反ヴェルサスのように誰かの怒りを扇動し、反抗組織が妨害をする。
それが今の日常で、潰されぬにはどうしても武力が求められた。言葉だけで解決する平和な世は何時も生まれないが、最早この世においては架空の存在と断じても良い。
「あの、ではフォートレスを使うのはどうでしょう」
おずおずと、鳴滝が言葉を述べる。
フォートレスを使う。その言葉の意味は、彼等であれば容易に想像が付く。唯一付かないのもやはりクルスぐらいなもので、モザンもその手しかないよねと同意していた。

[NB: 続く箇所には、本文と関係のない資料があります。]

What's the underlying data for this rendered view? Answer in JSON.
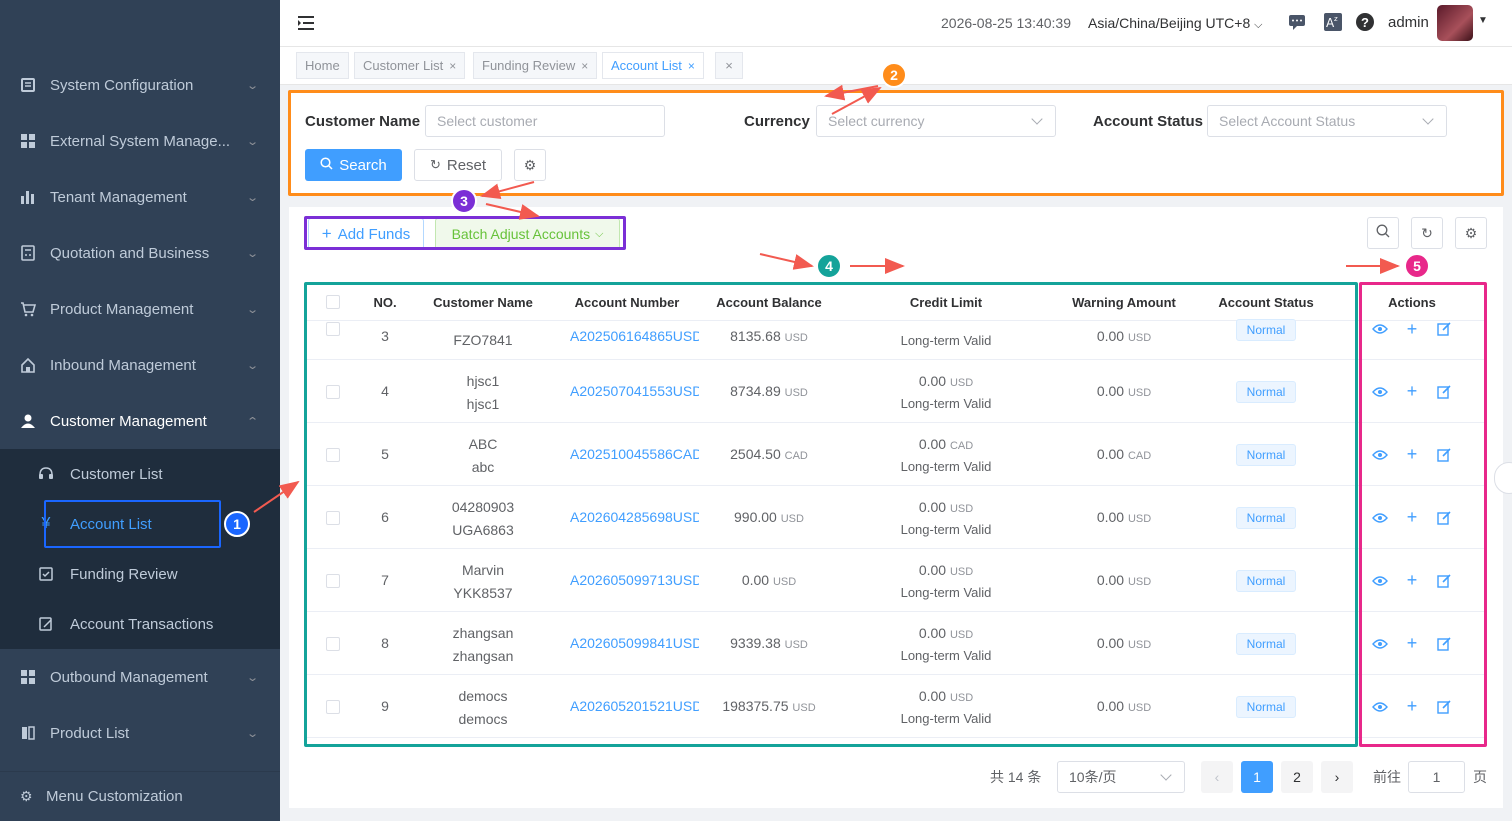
{
  "sidebar": {
    "items": [
      {
        "label": "System Configuration"
      },
      {
        "label": "External System Manage..."
      },
      {
        "label": "Tenant Management"
      },
      {
        "label": "Quotation and Business"
      },
      {
        "label": "Product Management"
      },
      {
        "label": "Inbound Management"
      },
      {
        "label": "Customer Management"
      },
      {
        "label": "Outbound Management"
      },
      {
        "label": "Product List"
      }
    ],
    "subitems": [
      {
        "label": "Customer List"
      },
      {
        "label": "Account List"
      },
      {
        "label": "Funding Review"
      },
      {
        "label": "Account Transactions"
      }
    ],
    "menu_customization": "Menu Customization"
  },
  "header": {
    "datetime": "2026-08-25 13:40:39",
    "timezone": "Asia/China/Beijing UTC+8",
    "user": "admin"
  },
  "tabs": [
    {
      "label": "Home"
    },
    {
      "label": "Customer List"
    },
    {
      "label": "Funding Review"
    },
    {
      "label": "Account List"
    }
  ],
  "filters": {
    "customer_label": "Customer Name",
    "customer_placeholder": "Select customer",
    "currency_label": "Currency",
    "currency_placeholder": "Select currency",
    "status_label": "Account Status",
    "status_placeholder": "Select Account Status",
    "search": "Search",
    "reset": "Reset"
  },
  "toolbar": {
    "add_funds": "Add Funds",
    "batch_adjust": "Batch Adjust Accounts"
  },
  "table": {
    "headers": [
      "NO.",
      "Customer Name",
      "Account Number",
      "Account Balance",
      "Credit Limit",
      "Warning Amount",
      "Account Status",
      "Actions"
    ],
    "rows": [
      {
        "no": "3",
        "name1": "",
        "name2": "FZO7841",
        "account": "A202506164865USD",
        "balance": "8135.68",
        "balance_unit": "USD",
        "credit": "",
        "credit_unit": "",
        "credit_note": "Long-term Valid",
        "warning": "0.00",
        "warning_unit": "USD",
        "status": "Normal"
      },
      {
        "no": "4",
        "name1": "hjsc1",
        "name2": "hjsc1",
        "account": "A202507041553USD",
        "balance": "8734.89",
        "balance_unit": "USD",
        "credit": "0.00",
        "credit_unit": "USD",
        "credit_note": "Long-term Valid",
        "warning": "0.00",
        "warning_unit": "USD",
        "status": "Normal"
      },
      {
        "no": "5",
        "name1": "ABC",
        "name2": "abc",
        "account": "A202510045586CAD",
        "balance": "2504.50",
        "balance_unit": "CAD",
        "credit": "0.00",
        "credit_unit": "CAD",
        "credit_note": "Long-term Valid",
        "warning": "0.00",
        "warning_unit": "CAD",
        "status": "Normal"
      },
      {
        "no": "6",
        "name1": "04280903",
        "name2": "UGA6863",
        "account": "A202604285698USD",
        "balance": "990.00",
        "balance_unit": "USD",
        "credit": "0.00",
        "credit_unit": "USD",
        "credit_note": "Long-term Valid",
        "warning": "0.00",
        "warning_unit": "USD",
        "status": "Normal"
      },
      {
        "no": "7",
        "name1": "Marvin",
        "name2": "YKK8537",
        "account": "A202605099713USD",
        "balance": "0.00",
        "balance_unit": "USD",
        "credit": "0.00",
        "credit_unit": "USD",
        "credit_note": "Long-term Valid",
        "warning": "0.00",
        "warning_unit": "USD",
        "status": "Normal"
      },
      {
        "no": "8",
        "name1": "zhangsan",
        "name2": "zhangsan",
        "account": "A202605099841USD",
        "balance": "9339.38",
        "balance_unit": "USD",
        "credit": "0.00",
        "credit_unit": "USD",
        "credit_note": "Long-term Valid",
        "warning": "0.00",
        "warning_unit": "USD",
        "status": "Normal"
      },
      {
        "no": "9",
        "name1": "democs",
        "name2": "democs",
        "account": "A202605201521USD",
        "balance": "198375.75",
        "balance_unit": "USD",
        "credit": "0.00",
        "credit_unit": "USD",
        "credit_note": "Long-term Valid",
        "warning": "0.00",
        "warning_unit": "USD",
        "status": "Normal"
      }
    ]
  },
  "pagination": {
    "total": "共 14 条",
    "page_size": "10条/页",
    "pages": [
      "1",
      "2"
    ],
    "goto_label": "前往",
    "goto_value": "1",
    "page_suffix": "页"
  },
  "annotations": {
    "labels": [
      "1",
      "2",
      "3",
      "4",
      "5"
    ],
    "colors": {
      "1": "#1a66ff",
      "2": "#ff8c1a",
      "3": "#7b2fd6",
      "4": "#14a39a",
      "5": "#e8288a"
    }
  },
  "colors": {
    "sidebar_bg": "#304156",
    "accent": "#409eff",
    "batch_green": "#67c23a"
  }
}
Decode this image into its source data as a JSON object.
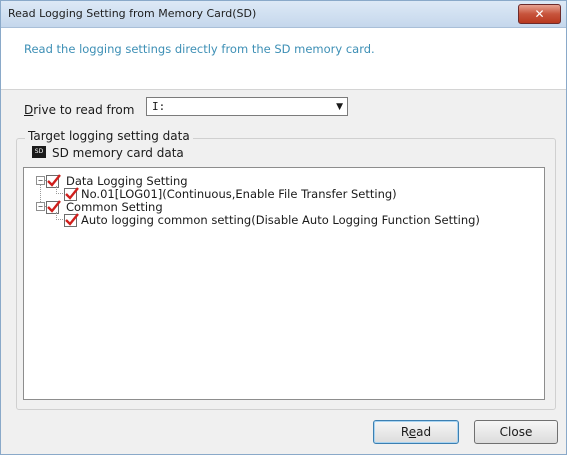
{
  "window": {
    "title": "Read Logging Setting from Memory Card(SD)",
    "close_glyph": "✕"
  },
  "header": {
    "description": "Read the logging settings directly from the SD memory card."
  },
  "drive": {
    "label": "Drive to read from",
    "value": "I:"
  },
  "target": {
    "group_label": "Target logging setting data",
    "root_label": "SD memory card data",
    "root_icon_text": "SD",
    "tree": [
      {
        "label": "Data Logging Setting",
        "expanded": true,
        "checked": true,
        "children": [
          {
            "label": "No.01[LOG01](Continuous,Enable File Transfer Setting)",
            "checked": true
          }
        ]
      },
      {
        "label": "Common Setting",
        "expanded": true,
        "checked": true,
        "children": [
          {
            "label": "Auto logging common setting(Disable Auto Logging Function Setting)",
            "checked": true
          }
        ]
      }
    ]
  },
  "buttons": {
    "read_label": "Read",
    "close_label": "Close"
  },
  "colors": {
    "header_text": "#3d8fb5",
    "check_mark": "#d0201d",
    "title_close_bg": "#c7543c"
  },
  "icons": {
    "expander": "minus-box-icon",
    "check": "checkmark-icon",
    "dropdown": "chevron-down-icon",
    "root": "sd-card-icon"
  }
}
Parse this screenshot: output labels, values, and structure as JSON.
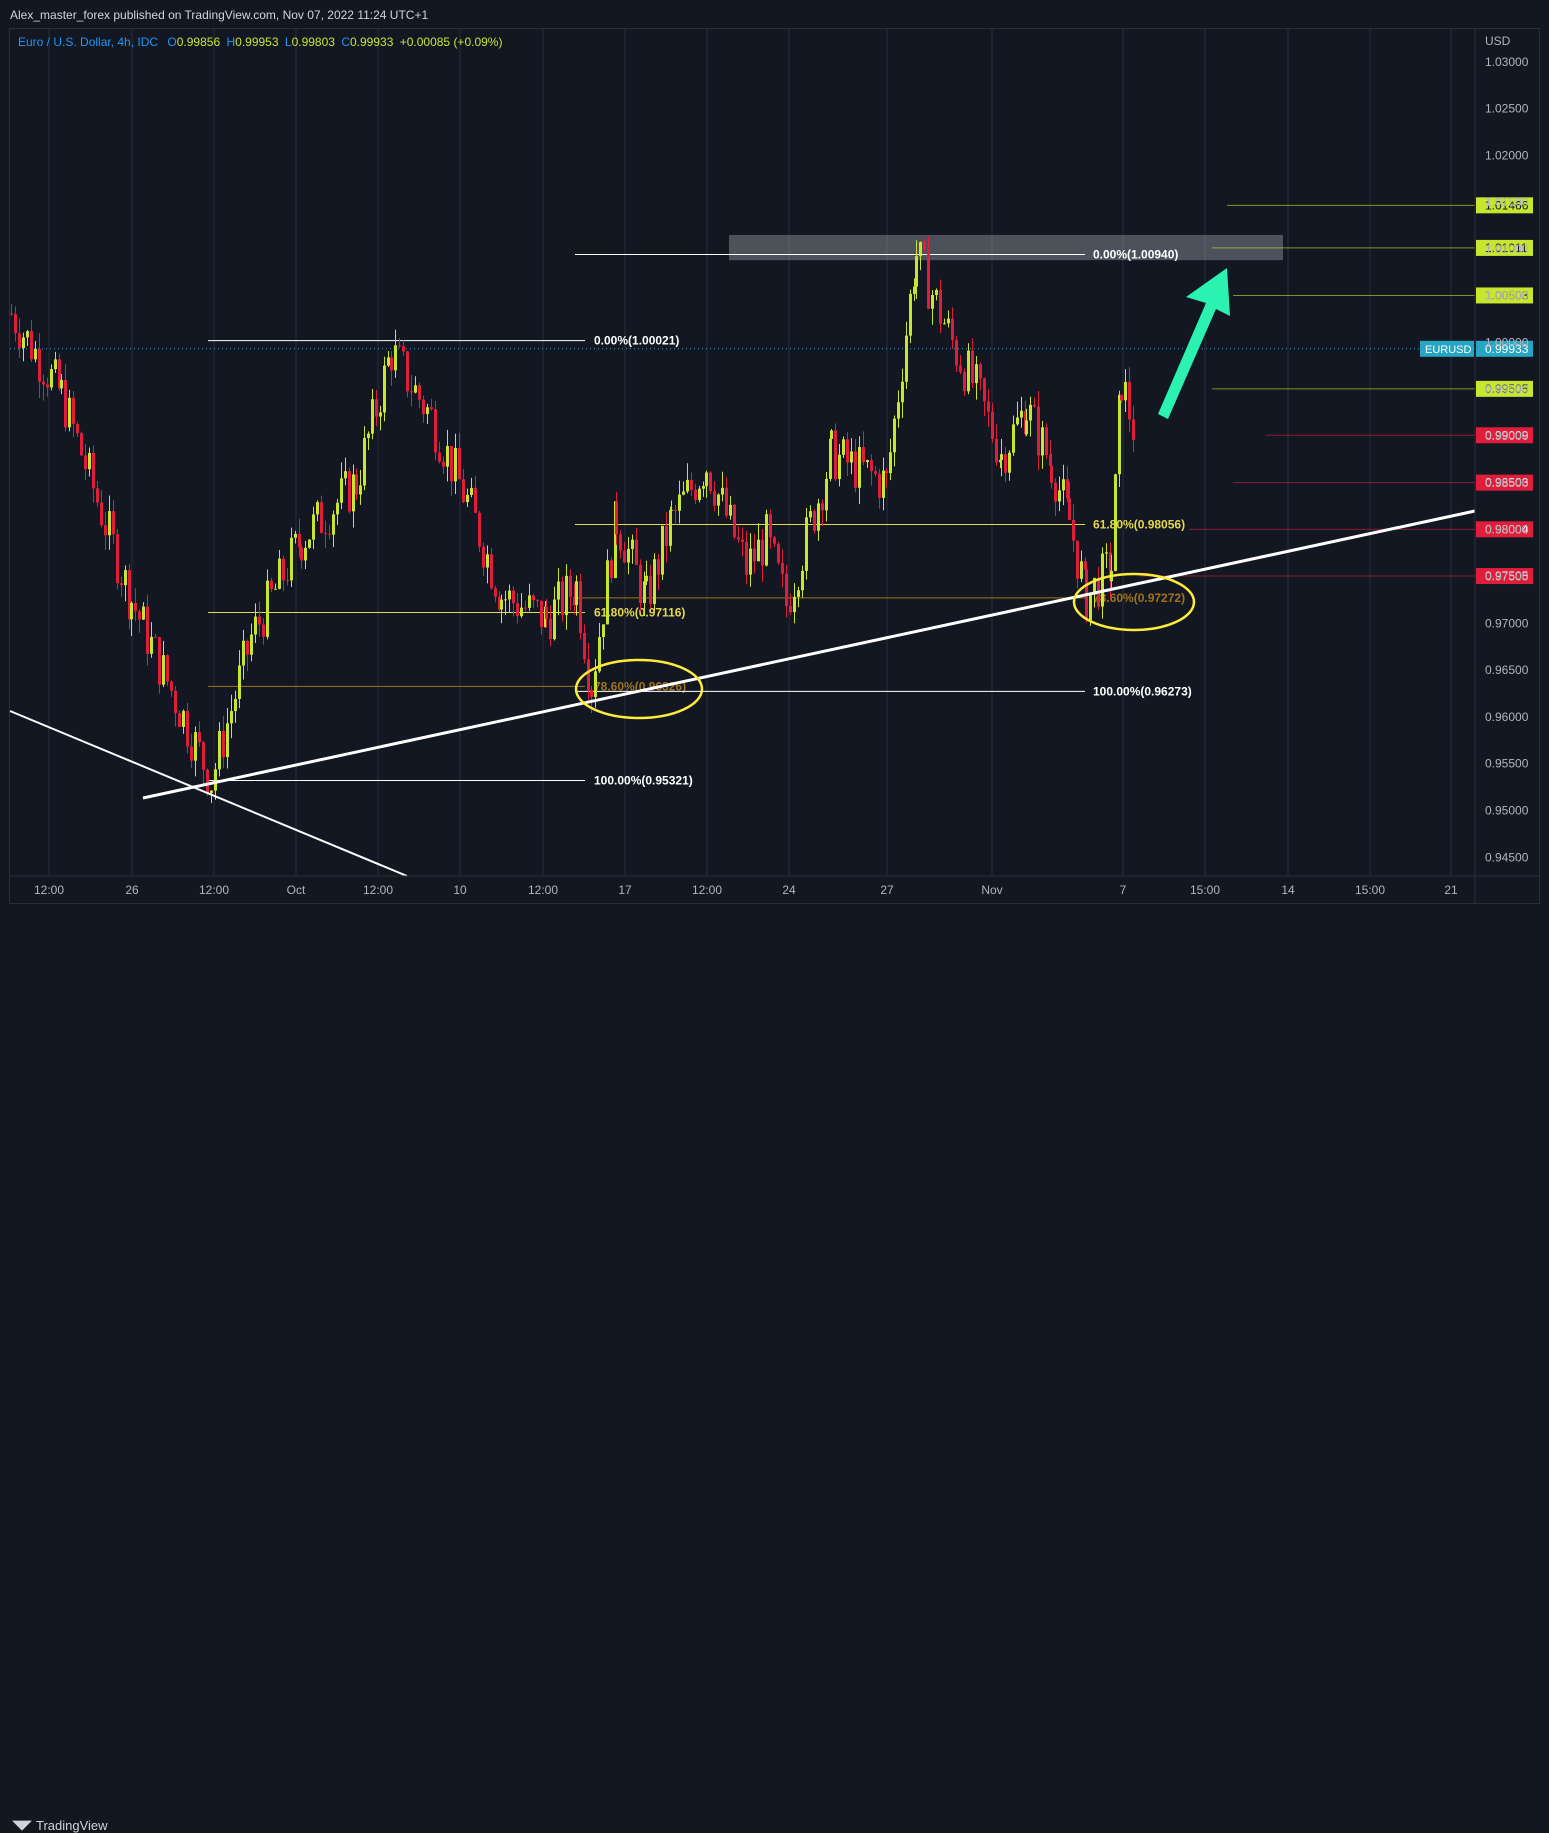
{
  "header": {
    "publisher_line": "Alex_master_forex published on TradingView.com, Nov 07, 2022 11:24 UTC+1"
  },
  "legend": {
    "symbol": "Euro / U.S. Dollar, 4h, IDC",
    "o_label": "O",
    "o_value": "0.99856",
    "h_label": "H",
    "h_value": "0.99953",
    "l_label": "L",
    "l_value": "0.99803",
    "c_label": "C",
    "c_value": "0.99933",
    "change": "+0.00085 (+0.09%)"
  },
  "footer": {
    "brand": "TradingView"
  },
  "colors": {
    "background": "#131722",
    "up": "#c8e62f",
    "down": "#e01e3c",
    "fib_white": "#ffffff",
    "fib_yellow": "#e6d84a",
    "fib_orange": "#a0741e",
    "target_green": "#c8e62f",
    "target_red": "#e01e3c",
    "arrow": "#2bf2b0",
    "last_price_label": "#26a6c2"
  },
  "chart_data": {
    "type": "candlestick",
    "currency_label": "USD",
    "ylim": [
      0.943,
      1.0335
    ],
    "y_ticks": [
      "1.03000",
      "1.02500",
      "1.02000",
      "1.01500",
      "1.01000",
      "1.00500",
      "1.00000",
      "0.99500",
      "0.99000",
      "0.98500",
      "0.98000",
      "0.97500",
      "0.97000",
      "0.96500",
      "0.96000",
      "0.95500",
      "0.95000",
      "0.94500"
    ],
    "x_ticks": [
      "12:00",
      "26",
      "12:00",
      "Oct",
      "12:00",
      "10",
      "12:00",
      "17",
      "12:00",
      "24",
      "27",
      "Nov",
      "7",
      "15:00",
      "14",
      "15:00",
      "21"
    ],
    "last_price": {
      "symbol": "EURUSD",
      "value": "0.99933"
    },
    "price_targets": [
      {
        "label": "1.01466",
        "price": 1.01466,
        "kind": "green"
      },
      {
        "label": "1.01011",
        "price": 1.01011,
        "kind": "green"
      },
      {
        "label": "1.00503",
        "price": 1.00503,
        "kind": "green"
      },
      {
        "label": "0.99505",
        "price": 0.99505,
        "kind": "green"
      },
      {
        "label": "0.99009",
        "price": 0.99009,
        "kind": "red"
      },
      {
        "label": "0.98503",
        "price": 0.98503,
        "kind": "red"
      },
      {
        "label": "0.98004",
        "price": 0.98004,
        "kind": "red"
      },
      {
        "label": "0.97505",
        "price": 0.97505,
        "kind": "red"
      }
    ],
    "fib_levels": [
      {
        "label": "0.00%(1.00021)",
        "price": 1.00021,
        "style": "white"
      },
      {
        "label": "61.80%(0.97116)",
        "price": 0.97116,
        "style": "yellow"
      },
      {
        "label": "78.60%(0.96326)",
        "price": 0.96326,
        "style": "orange"
      },
      {
        "label": "100.00%(0.95321)",
        "price": 0.95321,
        "style": "white"
      },
      {
        "label": "0.00%(1.00940)",
        "price": 1.0094,
        "style": "white"
      },
      {
        "label": "61.80%(0.98056)",
        "price": 0.98056,
        "style": "yellow"
      },
      {
        "label": "78.60%(0.97272)",
        "price": 0.97272,
        "style": "orange"
      },
      {
        "label": "100.00%(0.96273)",
        "price": 0.96273,
        "style": "white"
      }
    ],
    "resistance_zone": {
      "low": 1.0088,
      "high": 1.0115
    },
    "anchors": [
      {
        "price": 1.0031,
        "close": 0.9995
      },
      {
        "price": 0.9945,
        "close": 0.985
      },
      {
        "price": 0.9725,
        "close": 0.9625
      },
      {
        "price": 0.9532,
        "close": 0.9532
      },
      {
        "price": 0.9685,
        "close": 0.9815
      },
      {
        "price": 0.979,
        "close": 0.984
      },
      {
        "price": 0.985,
        "close": 0.999
      },
      {
        "price": 0.999,
        "close": 0.992
      },
      {
        "price": 0.992,
        "close": 0.982
      },
      {
        "price": 0.982,
        "close": 0.973
      },
      {
        "price": 0.973,
        "close": 0.9705
      },
      {
        "price": 0.9705,
        "close": 0.974
      },
      {
        "price": 0.974,
        "close": 0.9635
      },
      {
        "price": 0.9635,
        "close": 0.981
      },
      {
        "price": 0.981,
        "close": 0.9725
      },
      {
        "price": 0.9725,
        "close": 0.981
      },
      {
        "price": 0.981,
        "close": 0.987
      },
      {
        "price": 0.987,
        "close": 0.976
      },
      {
        "price": 0.976,
        "close": 0.979
      },
      {
        "price": 0.979,
        "close": 0.972
      },
      {
        "price": 0.972,
        "close": 0.988
      },
      {
        "price": 0.988,
        "close": 0.985
      },
      {
        "price": 0.985,
        "close": 1.0094
      },
      {
        "price": 1.0094,
        "close": 0.999
      },
      {
        "price": 0.999,
        "close": 0.995
      },
      {
        "price": 0.995,
        "close": 0.988
      },
      {
        "price": 0.988,
        "close": 0.993
      },
      {
        "price": 0.993,
        "close": 0.987
      },
      {
        "price": 0.987,
        "close": 0.981
      },
      {
        "price": 0.981,
        "close": 0.9727
      },
      {
        "price": 0.9727,
        "close": 0.976
      },
      {
        "price": 0.976,
        "close": 0.996
      },
      {
        "price": 0.996,
        "close": 0.9905
      },
      {
        "price": 0.9905,
        "close": 0.9993
      }
    ]
  }
}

「現状はヴェルサスがどうにか倒している状態だ。 怪獣が無限に出てくると仮定して、何時までも僕達だけで解決出来るとは思っていない。 最近は数か国に一斉に出てきた例もあることだし、全国一斉出現なんて起きても不思議じゃないよ」
「ヴェルサス以外にも脅威に立ち向かえる組織はきっと必要になる。 けど、その組織自体は社会性を持っていた方が都合が良い」
「かといって世界の技術じゃまだ怪獣は倒せないから――」
「ヴェルサスと繋がりつつ、民間とも関りがある組織。 即ちフォートレスが怪獣討伐の任を請け負えば良いことになります。 勿論、事前に国の許諾が求められますが」
モザンへの訪問。それは本来本部の場所等を聞くことが目的であったが、当初の予定とは異なる方向に舵を切ることになった。
されど、この中でモザンは素直に面白いと感じている。
叶うかどうかはあの二人次第ではあるものの、進言するくらいは別に構わないだろう。恐らく蓮司本人も説得に乗り出し、渡辺社長にまでこの話は上る筈だ。
今度の騒ぎは決して不快なものだけにはならない。なんとなくではあるが、彼女は確信を含んだ笑みを浮かべつつお菓子を口にした。